Se a foto é a captura de um instante que já passou, isto é, que não está mais na realidade quando estou diante de sua representação, o que essa foto me diz de diferente sobre uma natureza morta feita a pinceladas ou sobre soldados esculpidos em mármore? Para desdobrar o interesse tão generoso do crítico pelas imagens e suas histórias, precisamos trazer à baila sua preocupação com a narração de estórias.

Fotografar, hoje, é quase uma extensão do nosso corpo. Com a multiplicação dos aplicativos que registram nosso dia a dia, tratam nossas imagens e colorem nossos retratos antes desbotados, já parece muito antiquado discutir o significado humano desses registros e, ainda mais, entender o que deles podemos reconhecer como a realidade do mundo. Entretanto, Berger permanece atual, já que o gesto que grava uma foto na tela do celular é o mesmo que tenta nos contar uma estória. Ainda que aparentemente óbvio, não é nessa simples colocação que o ensaísta sustenta sua reflexão, mas na maneira particular pela qual a foto conta a estória. Enquanto o pintor distribui no espaço de sua tela os objetos que vai representar, a decisão do fotógrafo, segundo Berger, está no tempo que ele escolhe capturar. Ele conta sua estória a partir da exclusão de todos os quadros que rodeiam o instante da foto. “O que a foto apresenta invoca aquilo que não é apresentado”. O que nos situa como espectadores é a capacidade que temos de unir esse instante a um desenrolar que a própria foto suscita, mesmo sem apresentá-lo. 

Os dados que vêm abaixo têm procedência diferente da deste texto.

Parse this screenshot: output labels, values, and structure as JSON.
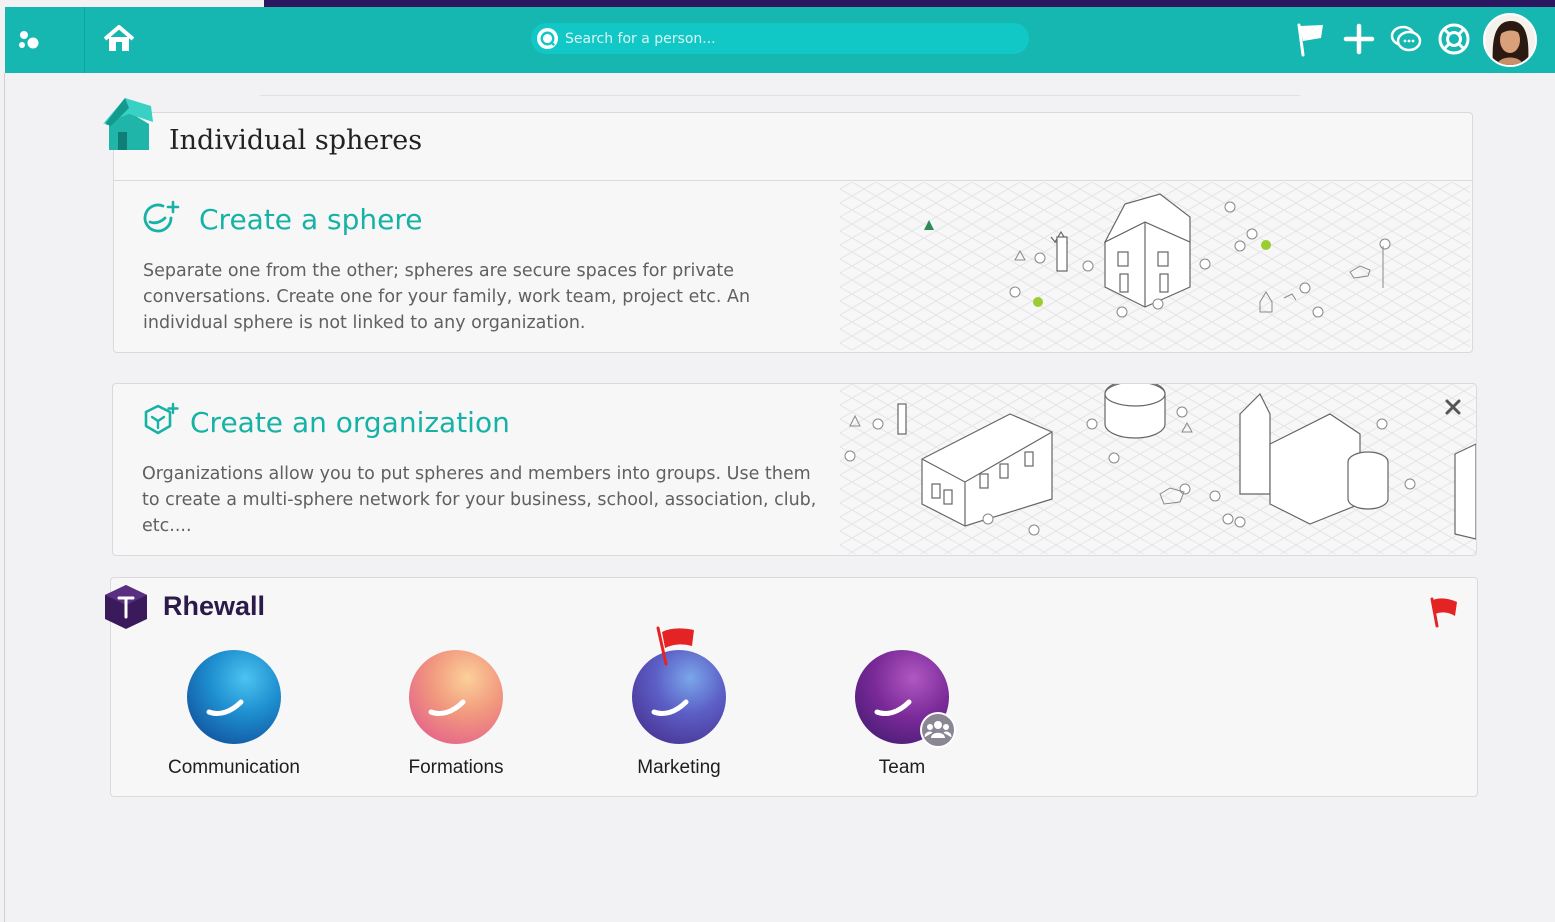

Se refletirmos sobre sua atividade, o fotógrafo, por delimitar o tempo, também decide sobre todos os momentos que excluiu da sua foto. Quando tiramos uma foto de um salto na piscina, tomamos o momento do impulso e o momento molhado do contato com a água como nossos, nós entrevemos – por meio do registro fotográfico – se devemos sentir frio ou se nos refrescamos. A estória que o fotógrafo nos conta não está materializada na foto, mas surge na nossa imaginação; como espectadores, colamos os rastros existentes do passado e do futuro, indícios que estão ausentes na foto. 

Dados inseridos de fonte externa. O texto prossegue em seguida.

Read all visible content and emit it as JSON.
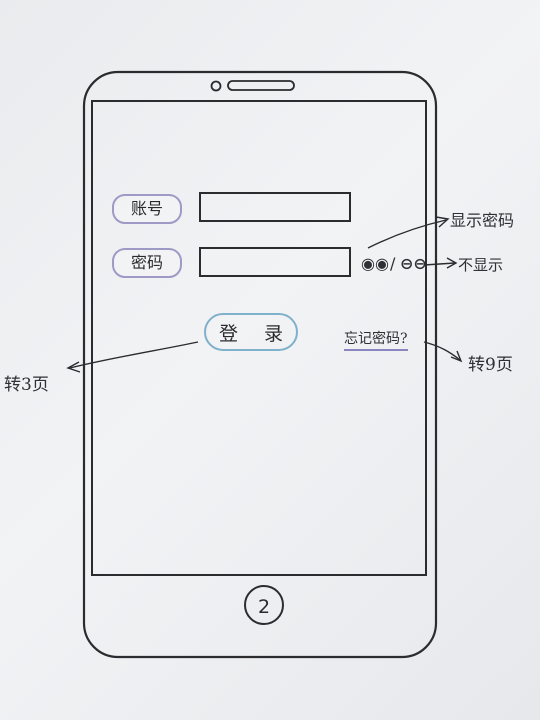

Pensando dessa maneira que Berger nos apresenta em seus ensaios compilados pelo escritor inglês Geoff Dyer, a fotografia deixa de ser uma atividade artística entre outras para se tornar um instrumento de que podemos fazer uso segundo uma intenção que ultrapassa o olhar do fotógrafo: as fotos das guerras civis no Oriente Médio, dos ataques do Estado Islâmico ou qualquer registro de violência podem condicionar não só os passados e futuros que estão ocultos na imagem particular que vemos nas capas dos jornais, mas também podem nos aprisionar em um mundo em que só esses passados e futuros são possíveis. A importância da fotografia – e os tempos de Instagram e Facebook fazem coro a esse diagnóstico de Berger – está em compreendê-la não como uma obra de um artista e sua individualidade, mas como um recurso de construção e confirmação de uma visão da realidade como um todo. O dilema da fotografia não está simplesmente na relação em que ela nos coloca com o presente e o ausente na foto, mas em considerar que essa operação pode nos aprisionar num espetáculo do qual não podemos nos livrar, já que elevamos o seu registro à descoberta da verdade do mundo e, consequentemente, da sua impossibilidade de mudança. Ver se torna, portanto, o ato de libertar-se.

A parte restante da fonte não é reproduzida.